THE BLOG
01/29/2016 04:51 pm ET Updated Jan 29, 2017

Civility Does Still Matter

Civility still matters to the American people, at least that is what the findings of the 6th Weber Shandwick and Powell Tate with KRC Research 2016 Civility Poll tells us. None of us needed a poll to tell us why civility is important, but it is comforting to be reminded that we, the people, really do place a high value on it and want our politicians to embrace civility.

The poll results show that 95 percent of Americans believe that civility is a problem, with 74 percent feeling that civility has declined in the past few years. And 70 percent of those polled said that incivility in America has risen to "crisis" levels. This is up 5 percent from the results of the 2014 poll. Not surprisingly the majority of poll respondents cited politicians, the Internet/social media and the news media as the top three causes of incivility today.

Maybe it is the seemingly never ending presidential race and the parade of candidates on every TV and talk radio program that makes us place the blame at the feet of these three groups, but the fact is the American public's response must be such that these groups feel encouraged to continue their behavior. We watch, we listen and most of us just shrug our shoulders at the latest atrocious comment a candidate makes about a person, a religion, a race or a gender. If we take any action at all, we are likely to retweet it or post it on social media. But the fact is that all three of these sources respond to what they think we want to hear - given that, we are equally responsible for the lack of civility because they get no pushback from us.
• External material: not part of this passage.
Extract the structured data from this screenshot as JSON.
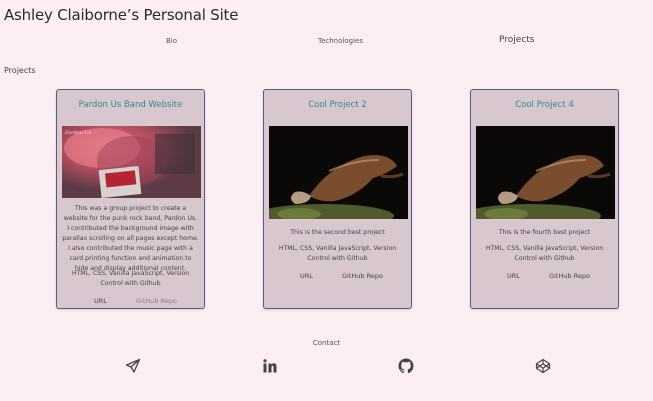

Civility is only going to improve in this country if we stand up collectively and make it clear that we won't accept incivility. Earlier this week we had a sign that things can change as the Boston Globe, in endorsing Governor John Kasich in the New Hampshire republican presidential primary, did so based in large part on his civility and his willingness to work across the aisle.

We have the power to change the tenor and tone of the political discussion in this country, and to do so we need to make it clear that we will not reward those who practice incivility, we won't watch the talking heads that encourage such behavior and we will stop following, visiting or retweeting incivility when it pops up on social media. We need to make a pact, as Americans, that we will no longer tolerate incivility. It has no place in our politics or our public discourse.